You can be strategic with your tax professional, plan out when renovations are done, discuss upcoming rental purchases ect so that you can put some thought into which year bigger expenses report on. 

The big ticket item on many tax returns is depreciation- and lenders add that back on rentals when it comes to determining lending. 

@Natalie Kolodij , The statements, "You're not allowed to file a false tax return.  That means it's as wrong to purposely leave off expenses so you seem more profitable ..." may well be true in your moral opinion (not in mine), but the law has no problem with leaving expenses off your tax return.   The tax code places burdens to report income and allows, but does not require the reporting of expenses.

@Johnoson Crutchfield ,  Banks need proof of income.  You are "unbankable" as in unable to get a loan if you have low income with which to repay the loan.   High real estate deductions for depreciation, interest and "maximized" expenses can make it look as though you have very little profit/income.  That would mean banks would not extend a loan to you because your financial statements indicate that you do not have the resources to repay a loan.

Originally posted by @Davido Davido :

@Natalie Kolodij, The statements, "You're not allowed to file a false tax return.  That means it's as wrong to purposely leave off expenses so you seem more profitable ..." may well be true in your moral opinion (not in mine), but the law has no problem with leaving expenses off your tax return.   The tax code places burdens to report income and allows, but does not require the reporting of expenses.

That's incorrect. And even if it wasn't- falsifying a tax return for the purposes of getting a  loan would be mortgage fraud. 

Literally as a big warning in IRS Pub 596 

"When figuring your net earnings from self-employment, you must claim all your allowable business
expenses."



https://www.irs.gov/pub/irs-pdf/p596.pdf



https://www.govinfo.gov/content/pkg/USCODE-2010-title26/pdf/USCODE-2010-title26-subtitleA-chap2-sec1402.pdf

 You can also view revenue ruling 56-407 on the topic too 

Originally posted by @Davido Davido :

@Johnoson Crutchfield ,  Banks need proof of income.  You are "unbankable" as in unable to get a loan if you have low income with which to repay the loan.   High real estate deductions for depreciation, interest and "maximized" expenses can make it look as though you have very little profit/income.  That would mean banks would not extend a loan to you because your financial statements indicate that you do not have the resources to repay a loan.

Depreciation does not come into your appearing to be able to pay back a loan- lenders add this expense back as they know it's not a cash out flow. 

 

IRS Requirements to report expenses are limited to specific circumstances, such as for those who claim Earned Income Credits.

CONCLUSIONS
(1) In cases where the taxpayer reports net earnings from self-employment
without claiming the applicable business expenses, the net earnings from
self-employment must be adjusted by those business expenses. The
taxpayer’s EIC and self-employment tax liability are both computed on the
adjusted net earnings from self-employment.

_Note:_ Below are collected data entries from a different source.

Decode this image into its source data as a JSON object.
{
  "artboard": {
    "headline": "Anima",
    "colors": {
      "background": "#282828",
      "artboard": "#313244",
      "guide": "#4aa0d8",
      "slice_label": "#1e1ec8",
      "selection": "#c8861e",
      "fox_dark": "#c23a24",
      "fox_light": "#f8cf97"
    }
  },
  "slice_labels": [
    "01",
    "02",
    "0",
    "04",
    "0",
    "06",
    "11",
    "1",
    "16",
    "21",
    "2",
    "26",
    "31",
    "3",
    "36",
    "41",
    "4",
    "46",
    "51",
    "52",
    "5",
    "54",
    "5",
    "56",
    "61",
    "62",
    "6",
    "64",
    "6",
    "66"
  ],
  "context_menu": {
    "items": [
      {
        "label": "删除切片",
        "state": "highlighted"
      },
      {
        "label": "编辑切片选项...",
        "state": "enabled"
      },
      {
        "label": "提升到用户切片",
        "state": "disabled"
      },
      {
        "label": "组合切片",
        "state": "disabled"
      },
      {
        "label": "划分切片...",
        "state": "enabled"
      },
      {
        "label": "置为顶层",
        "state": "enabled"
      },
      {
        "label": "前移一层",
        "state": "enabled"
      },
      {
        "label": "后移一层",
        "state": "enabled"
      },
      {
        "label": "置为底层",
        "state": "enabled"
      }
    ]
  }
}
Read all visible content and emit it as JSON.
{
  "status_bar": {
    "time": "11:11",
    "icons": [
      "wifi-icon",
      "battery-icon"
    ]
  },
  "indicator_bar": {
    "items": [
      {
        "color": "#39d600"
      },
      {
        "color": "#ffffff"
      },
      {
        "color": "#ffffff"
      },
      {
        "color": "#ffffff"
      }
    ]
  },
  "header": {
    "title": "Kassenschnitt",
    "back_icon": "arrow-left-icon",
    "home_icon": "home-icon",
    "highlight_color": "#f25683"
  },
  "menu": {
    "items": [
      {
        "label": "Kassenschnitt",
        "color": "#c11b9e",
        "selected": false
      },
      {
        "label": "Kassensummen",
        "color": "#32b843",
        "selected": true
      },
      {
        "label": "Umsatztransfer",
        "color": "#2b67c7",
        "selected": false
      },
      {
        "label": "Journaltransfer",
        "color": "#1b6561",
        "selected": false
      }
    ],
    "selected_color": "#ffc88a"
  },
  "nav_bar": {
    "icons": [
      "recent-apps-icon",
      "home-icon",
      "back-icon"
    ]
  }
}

Originally posted by @Davido Davido :

IRS Requirements to report expenses are limited to specific circumstances, such as for those who claim Earned Income Credits.

CONCLUSIONS
(1) In cases where the taxpayer reports net earnings from self-employment
without claiming the applicable business expenses, the net earnings from
self-employment must be adjusted by those business expenses. The
taxpayer’s EIC and self-employment tax liability are both computed on the
adjusted net earnings from self-employment.

What is this from? 

I'm not going to sit on the internet and argue all day- but file a falsified return is not allowed, and using a falsified for loans is definitely illegal- so I'm not really sure why you're so dead set on trying to prove that you can. 

 

@Natali Morris , the idea that falsifying a return has been suggested in this post is incorrect.  Rather I attempted to point out (perhaps inarticulately) that I disagree with your explanation of what it means to file a false return.  If I am mistaken, then your input is of considerable value both to me and to the BP community.  Your statement was,

"That means it's as wrong to purposely leave off expenses so you seem more profitable."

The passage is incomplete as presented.